Das ist Käpten Schisshose.

Ach ja, ihr könnt ihn gerade nicht sehen.

Er hat sich nämlich unter seiner Bettdecke versteckt.

Das macht er immer, wenn ein Gewitter heranzieht oder ihm etwas anderes Sorgen bereitet.

Wie sein Name schon sagt, ist er ein sehr ängstlicher Mensch.

Im Grunde fürchtet er sich vor allem.

Aber Gewitter machen ihm besonders große Angst.

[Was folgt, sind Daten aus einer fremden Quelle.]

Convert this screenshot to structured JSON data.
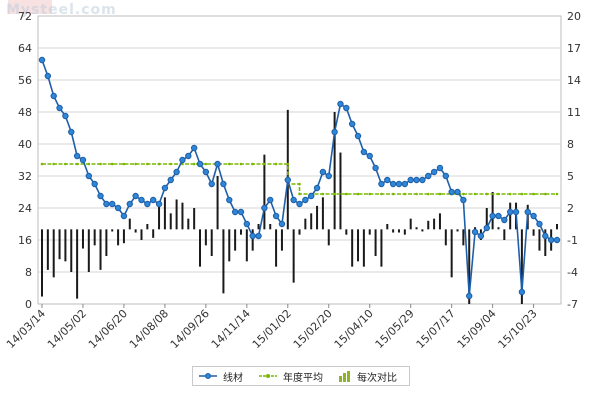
{
  "watermark": "Mysteel.com",
  "colors": {
    "price_line": "#1f5fa8",
    "price_marker": "#2f86d6",
    "avg_line": "#7ab800",
    "bars": "#1a1a1a",
    "grid": "#d6d6d6",
    "axis_text": "#333333"
  },
  "chart_data": {
    "type": "line",
    "title": "",
    "xlabel": "",
    "ylabel": "",
    "y_left": {
      "min": 0,
      "max": 72,
      "ticks": [
        "0",
        "8",
        "16",
        "24",
        "32",
        "40",
        "48",
        "56",
        "64",
        "72"
      ]
    },
    "y_right": {
      "min": -7,
      "max": 20,
      "ticks": [
        "-7",
        "-4",
        "-1",
        "2",
        "5",
        "8",
        "11",
        "14",
        "17",
        "20"
      ]
    },
    "x_tick_labels": [
      "14/03/14",
      "14/05/02",
      "14/06/20",
      "14/08/08",
      "14/09/26",
      "14/11/14",
      "15/01/02",
      "15/02/20",
      "15/04/10",
      "15/05/29",
      "15/07/17",
      "15/09/04",
      "15/10/23"
    ],
    "num_points": 89,
    "x_tick_indices": [
      0,
      7,
      14,
      21,
      28,
      35,
      42,
      49,
      56,
      63,
      70,
      77,
      84
    ],
    "grid": true,
    "legend_position": "bottom-center",
    "legend": [
      "线材",
      "年度平均",
      "每次对比"
    ],
    "series": [
      {
        "name": "线材",
        "kind": "line-marker",
        "axis": "left",
        "values": [
          61,
          57,
          52,
          49,
          47,
          43,
          37,
          36,
          32,
          30,
          27,
          25,
          25,
          24,
          22,
          25,
          27,
          26,
          25,
          26,
          25,
          29,
          31,
          33,
          36,
          37,
          39,
          35,
          33,
          30,
          35,
          30,
          26,
          23,
          23,
          20,
          17,
          17,
          24,
          26,
          22,
          20,
          31,
          26,
          25,
          26,
          27,
          29,
          33,
          32,
          43,
          50,
          49,
          45,
          42,
          38,
          37,
          34,
          30,
          31,
          30,
          30,
          30,
          31,
          31,
          31,
          32,
          33,
          34,
          32,
          28,
          28,
          26,
          2,
          18,
          17,
          19,
          22,
          22,
          21,
          23,
          23,
          3,
          23,
          22,
          20,
          17,
          16,
          16
        ]
      },
      {
        "name": "年度平均",
        "kind": "step-line",
        "axis": "left",
        "segments": [
          {
            "from": 0,
            "to": 42,
            "value": 35
          },
          {
            "from": 42,
            "to": 44,
            "value": 30
          },
          {
            "from": 44,
            "to": 88,
            "value": 27.5
          }
        ]
      },
      {
        "name": "每次对比",
        "kind": "bar",
        "axis": "right",
        "values": [
          -6.3,
          -3.8,
          -4.5,
          -2.8,
          -3.0,
          -4.0,
          -6.5,
          -1.8,
          -4.0,
          -1.5,
          -3.8,
          -2.5,
          -0.2,
          -1.5,
          -1.3,
          1.0,
          -0.3,
          -1.0,
          0.5,
          -0.8,
          2.5,
          3.0,
          1.5,
          2.8,
          2.5,
          1.0,
          2.0,
          -3.5,
          -1.5,
          -2.5,
          5.0,
          -6.0,
          -3.0,
          -2.0,
          -0.5,
          -3.0,
          -2.0,
          0.5,
          7.0,
          0.5,
          -3.5,
          -2.0,
          11.2,
          -5.0,
          -0.5,
          1.0,
          1.5,
          2.2,
          3.0,
          -1.5,
          11.0,
          7.2,
          -0.5,
          -3.5,
          -3.0,
          -3.5,
          -0.5,
          -2.5,
          -3.5,
          0.5,
          -0.3,
          -0.3,
          -0.5,
          1.0,
          0.2,
          -0.2,
          0.8,
          1.0,
          1.5,
          -1.5,
          -4.5,
          -0.2,
          -1.5,
          -7.0,
          0.2,
          -1.0,
          2.0,
          3.5,
          0.2,
          -1.0,
          2.5,
          2.5,
          -7.0,
          2.3,
          -0.6,
          -2.0,
          -2.5,
          -2.0,
          0.5
        ]
      }
    ]
  }
}
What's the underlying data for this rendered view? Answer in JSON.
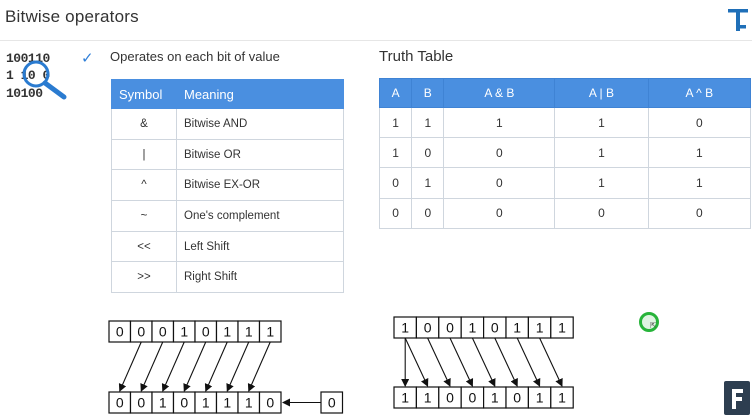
{
  "title": "Bitwise operators",
  "brand_logo_top": "T-logo",
  "brand_logo_bottom": "F-logo",
  "bits_icon": [
    "100110",
    "1 10 0",
    "10100"
  ],
  "description": "Operates on each bit of value",
  "operators_table": {
    "headers": [
      "Symbol",
      "Meaning"
    ],
    "rows": [
      {
        "symbol": "&",
        "meaning": "Bitwise AND"
      },
      {
        "symbol": "|",
        "meaning": "Bitwise OR"
      },
      {
        "symbol": "^",
        "meaning": "Bitwise EX-OR"
      },
      {
        "symbol": "~",
        "meaning": "One's complement"
      },
      {
        "symbol": "<<",
        "meaning": "Left Shift"
      },
      {
        "symbol": ">>",
        "meaning": "Right Shift"
      }
    ]
  },
  "truth_table": {
    "title": "Truth Table",
    "headers": [
      "A",
      "B",
      "A & B",
      "A | B",
      "A ^ B"
    ],
    "rows": [
      [
        "1",
        "1",
        "1",
        "1",
        "0"
      ],
      [
        "1",
        "0",
        "0",
        "1",
        "1"
      ],
      [
        "0",
        "1",
        "0",
        "1",
        "1"
      ],
      [
        "0",
        "0",
        "0",
        "0",
        "0"
      ]
    ]
  },
  "left_shift": {
    "input_bits": [
      "0",
      "0",
      "0",
      "1",
      "0",
      "1",
      "1",
      "1"
    ],
    "output_bits": [
      "0",
      "0",
      "1",
      "0",
      "1",
      "1",
      "1",
      "0"
    ],
    "fill_bit": "0"
  },
  "right_shift": {
    "input_bits": [
      "1",
      "0",
      "0",
      "1",
      "0",
      "1",
      "1",
      "1"
    ],
    "output_bits": [
      "1",
      "1",
      "0",
      "0",
      "1",
      "0",
      "1",
      "1"
    ]
  },
  "colors": {
    "accent": "#4a8fe0",
    "check": "#2f7fd8",
    "cursor": "#27b43a",
    "logo_dark": "#2d3e50"
  }
}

Es ist so schrecklich laut, wenn es donnert.

Die Blitze sind so furchtbar hell und der Regen ist so scheußlich nass.

Deshalb versteckt er sich lieber, bis alles vorbei ist.

Das wäre ja auch nicht weiter schlimm, wenn da nicht sein Beruf wäre…

Käpten Schisshose ist nämlich ein Pirat.

Aber leider nicht nur das…

Er ist sogar ein Piratenkapitän!

Aber eigentlich wollte er nie ein Pirat werden.

Er hätte viel lieber als Bäcker in einer großen Bäckerei gearbeitet.

Jeden Tag frisches Brot und leckere Kuchen…

Ja, das hätte ihm gut gefallen.

Doch weil sein Uropa, sein Opa und sein Vater schon Piraten gewesen waren, musste auch er diesen Beruf ergreifen.

Er heißt auch nicht wirklich Käpten Schisshose, sondern Käpten Rudi Plankenhieb der Zweite.

Die Mannschaft seines Schiffes hat natürlich längst gemerkt, dass ihr Anführer vor allem Möglichen Angst hat.

Deshalb nennen ihn die Matrosen hinter seinem Rücken nur Käpten Schisshose.

Rudi weiß das.

Es macht ihm aber nicht viel aus.

Seine Mannschaft ist in Ordnung, findet er.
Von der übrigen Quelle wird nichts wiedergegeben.